Oireachtas Joint and Select Committees

Tuesday, 9 May 2017

Joint Oireachtas Committee on Jobs, Enterprise and Innovation

Banded Hours Contract Bill 2016: Discussion (Resumed)

4:00 pm

Ms Edel McGinley:

Research we carried out in 2015 on work and low pay highlighted that people knew their rights but they could not claim them. It goes back to the fear of repercussions on the worker asking for, say, holidays or break times, and the implications of that. This year's WRC report showed that there was an overall 38% rate of non-compliance in the labour market, namely exploitation. Industries with high levels of non-compliance are food and drinks at 48%, hotel and retail is 45%, domestic work is 23% - there is a caveat with that figure as there were only 11 inspections - agriculture is 47% and hotel is 35%. They found no exploitation in fisheries which is not our experience at all, it is absolutely widespread.

We believe banded-hour contracts really give protections to workers and particularly to workers in non-unionised sectors. It allows them to advocate for themselves, it gives power back to the worker and that is really important because there are many individual workplaces where there are low or no contracts in place. Among the people we work with, it is a common scenario for people to have no contracts at all.

We very much welcome the Bill. We welcome the six-month look-back period. We are particularly concerned about the Government announcement this week of a new 18-month look-back period and feel it is too far. It is very much open to abuse. We support the tight areas of banded hours, the five hours. We would say for the sake of clarity and to avoid confusion that we need to be sure where the band starts and ends. At the moment it is 15 to 20 hours and it really should be 16 to 20 and 21 to 25 hours. Those areas are also relevant.

We are concerned with enforcement. This is a huge problem in the State in terms of exploitation and enforcement. It does not matter if there is a notice on a wall if nobody is going to know about it and it is not something that anyone is going to overly complain about. How legislation is enforced is key as are the resources necessary to do that. The members have our submission on that.

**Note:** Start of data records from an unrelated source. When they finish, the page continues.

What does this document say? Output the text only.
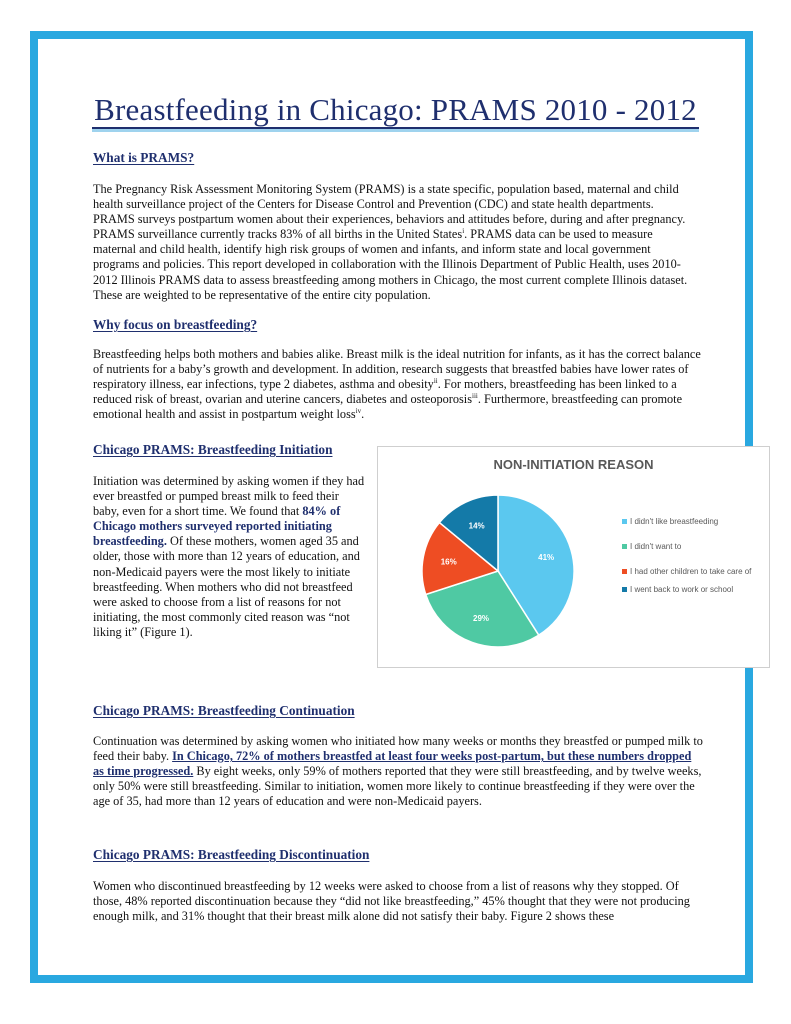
Breastfeeding in Chicago: PRAMS 2010 - 2012
What is PRAMS?

The Pregnancy Risk Assessment Monitoring System (PRAMS) is a state specific, population based, maternal and child health surveillance project of the Centers for Disease Control and Prevention (CDC) and state health departments. PRAMS surveys postpartum women about their experiences, behaviors and attitudes before, during and after pregnancy. PRAMS surveillance currently tracks 83% of all births in the United States$^i$. PRAMS data can be used to measure maternal and child health, identify high risk groups of women and infants, and inform state and local government programs and policies. This report developed in collaboration with the Illinois Department of Public Health, uses 2010-2012 Illinois PRAMS data to assess breastfeeding among mothers in Chicago, the most current complete Illinois dataset. These are weighted to be representative of the entire city population.

Why focus on breastfeeding?

Breastfeeding helps both mothers and babies alike. Breast milk is the ideal nutrition for infants, as it has the correct balance of nutrients for a baby’s growth and development. In addition, research suggests that breastfed babies have lower rates of respiratory illness, ear infections, type 2 diabetes, asthma and obesity$^{ii}$. For mothers, breastfeeding has been linked to a reduced risk of breast, ovarian and uterine cancers, diabetes and osteoporosis$^{iii}$. Furthermore, breastfeeding can promote emotional health and assist in postpartum weight loss$^{iv}$.

Chicago PRAMS: Breastfeeding Initiation

Initiation was determined by asking women if they had ever breastfed or pumped breast milk to feed their baby, even for a short time. We found that 84% of Chicago mothers surveyed reported initiating breastfeeding. Of these mothers, women aged 35 and older, those with more than 12 years of education, and non-Medicaid payers were the most likely to initiate breastfeeding. When mothers who did not breastfeed were asked to choose from a list of reasons for not initiating, the most commonly cited reason was “not liking it” (Figure 1).

NON-INITIATION REASON
41%
29%
16%
14%
I didn't like breastfeeding
I didn't want to
I had other children to take care of
I went back to work or school
Chicago PRAMS: Breastfeeding Continuation

Continuation was determined by asking women who initiated how many weeks or months they breastfed or pumped milk to feed their baby. In Chicago, 72% of mothers breastfed at least four weeks post-partum, but these numbers dropped as time progressed. By eight weeks, only 59% of mothers reported that they were still breastfeeding, and by twelve weeks, only 50% were still breastfeeding. Similar to initiation, women more likely to continue breastfeeding if they were over the age of 35, had more than 12 years of education and were non-Medicaid payers.

Chicago PRAMS: Breastfeeding Discontinuation

Women who discontinued breastfeeding by 12 weeks were asked to choose from a list of reasons why they stopped. Of those, 48% reported discontinuation because they “did not like breastfeeding,” 45% thought that they were not producing enough milk, and 31% thought that their breast milk alone did not satisfy their baby. Figure 2 shows these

Finally, we see a real need to strengthe anti-victimisation provisions in legislation because of what all the people here have said about people being victimised when they ask for their rights and try and assert them and that this is without having to go to the courts and the WRC to vindicate them. It is important that there are strong penalties in place when people breach legislation and that is not there at the moment.